Juliet Pingul has spent the past two decades taking care of strangers. She started her caregiving career working multiple jobs and making minimum wage in nursing homes, but now works with private families. In addition to her professional caregiving work she is a single mother responsible for her 6-year-old daughter and 80-year-old mother.

While Juliet has found a way to make a stable living taking care of others, many home care professionals aren’t as fortunate.

Nationally, home care workers earn a median annual income of $19,100, according to PHI, a research and advocacy group that aims to enhance working conditions for care workers.
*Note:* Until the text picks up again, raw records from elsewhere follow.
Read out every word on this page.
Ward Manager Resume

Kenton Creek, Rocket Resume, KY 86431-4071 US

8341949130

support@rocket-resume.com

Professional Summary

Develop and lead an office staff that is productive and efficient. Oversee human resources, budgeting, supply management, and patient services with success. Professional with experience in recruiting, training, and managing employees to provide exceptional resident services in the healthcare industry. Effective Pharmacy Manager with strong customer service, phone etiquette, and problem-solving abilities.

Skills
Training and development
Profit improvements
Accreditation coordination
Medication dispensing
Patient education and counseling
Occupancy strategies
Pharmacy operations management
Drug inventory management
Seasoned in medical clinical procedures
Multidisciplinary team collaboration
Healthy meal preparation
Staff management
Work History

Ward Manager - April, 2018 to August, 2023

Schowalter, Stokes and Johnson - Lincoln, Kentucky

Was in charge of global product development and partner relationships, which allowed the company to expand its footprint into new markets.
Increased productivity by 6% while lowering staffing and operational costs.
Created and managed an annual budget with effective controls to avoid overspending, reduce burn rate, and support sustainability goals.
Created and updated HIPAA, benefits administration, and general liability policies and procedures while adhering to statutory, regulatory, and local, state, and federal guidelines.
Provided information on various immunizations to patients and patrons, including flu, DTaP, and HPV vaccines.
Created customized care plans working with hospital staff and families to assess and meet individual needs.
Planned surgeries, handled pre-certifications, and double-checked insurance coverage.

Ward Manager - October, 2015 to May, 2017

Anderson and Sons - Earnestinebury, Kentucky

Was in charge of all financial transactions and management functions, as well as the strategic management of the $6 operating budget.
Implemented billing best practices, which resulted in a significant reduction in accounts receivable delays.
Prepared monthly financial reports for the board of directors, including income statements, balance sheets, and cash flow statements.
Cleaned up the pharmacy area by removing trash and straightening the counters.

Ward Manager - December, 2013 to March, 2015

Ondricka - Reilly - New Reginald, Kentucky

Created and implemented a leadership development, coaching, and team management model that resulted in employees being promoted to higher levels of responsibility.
About two in five home care workers work part time, more than half have not completed an education beyond high school and more than half are on some form of public assistance.

I documented Pingul in Atlanta, Georgia as she cares for her client Rekha Shah, 64, who has lived with frontotemporal dementia for the last 10 years.

I pitched, wrote, and photographed the article for the Atlanta Journal-Constitution.

Pingul’s days started at 9 a.m. and ended at 8 p.m. four days a week. Though the hours were long, the pace and pay were far preferable to work inside a nursing home, she says.

Pingul spent four years caring for Rekha Shah, 65, who has frontotemporal dementia (FTD). The disease typically affects people in their 40s to 60s. Rekha is unable to speak or walk, and she often appears vacant. The TV show “60 Minutes” called FTD “the cruelest disease you’ve never heard of” because it’s the most common form of dementia for Americans under the age of 60, although not many people know about.

Pingul says the Shah residence became her “second home” and she developed a deep connection to Rekha. “I can feel when she’s in discomfort — I just look at her and I know how she feels,” she says.

Raj Shah first noticed something different with his wife in 2010. At first he thought it was depression. Then her personality really changed — a tell-tale sign of FTD. “She would shout at you. Wear the same outfit every day,” he recalls. Typically reserved, Rekha would sometimes dance in front of company. The disease “robs your personality,” he says. “A person loses insight to who they are. She never thought anything was wrong with her.”

Caregiving is physically demanding. “If a patient falls, we fall first,” says Pingul. “We catch them.” Earlier this year Pingul developed back pain and left the Shah family after four years of working for them. She now works with clients who are more mobile, while growing her business.

Rekah was diagnosed with FTD in 2012. She lost her ability to speak in 2019 and became wheelchair bound in 2021. Raj thinks her disease would have progressed even quicker if not for the level of attention and interaction given by Pingul and others. It also makes a difference that Rekah has been able to stay at home, rather than go to a facility, he says.

Long hours means time away from home. Pingul says she missed out on Tala’s baby days and only saw her one hour in the morning before work. Now that Tala is in second grade Pingul tries to leave work earlier so she can help her with her homework in the evening. Pingul doesn’t think of her work commitment as a sacrifice, rather as a necessity. “It’s our life, we have to do it this way.”

After starting her caregiving staffing business in 2017, Pingul was able to buy a home in Snellville.

Tala once told Pingul that she wants to be a caregiver like her mom. Pingul responded, “You can do better than me.” “I don’t want her to do the hard work,” Pingul says. “It is a satisfying job but I want her to do more for herself. She can be a nurse or doctor.”

Tala, now 7, has declared Thursday to be “mommy day.” “I like to have some fun, cook with mommy, get some ice cream, get McDonalds. And then we can play games,” she says.

With the help of her mother Josie, Pingul makes kalamay, sticky rice with coconut and sugar wrapped in banana leaves. Josie makes life easier by taking care of Tala and helping cook. But Pingul knows that it’s only a matter of time before she’ll have to take care of her mother too.

FTD can be very difficult to diagnose. Raj says before his wife was diagnosed, “I was told by two different doctors that there was nothing wrong.”

Over time, Rekha has needed more than one home care worker to support her. Jingky Yarnell, 47, (right) worked an evening job as a factory machine operator before arriving in the morning to work a few extra hours as a caregiver. After Pingul left, Jingky became the main caregiver and no longer works at the factory.

Pingul ate her meals at the Shah’s house. At first she brought her own lunch, but Raj insisted that she eat with them. It took her some time to get used to Indian vegetarian cooking, but now she says, ”I miss it.”

Pingul arrived home at 9:30 p.m. after a particularly long day.

Since taking on a lighter schedule, Pingul now has more time to spend with daughter Tala. “We get to eat dinner together, which we haven’t done in the first six years of her life,” she says. “I’m not as ragged and tired on my days off. The other day we went to the pumpkin patch.” But there’s always the chance that a future client will have more demanding needs. “I like this job,” says Pingul. “I like seeing my patients smile. Maybe I’ll do this for the rest of my life. Who knows?”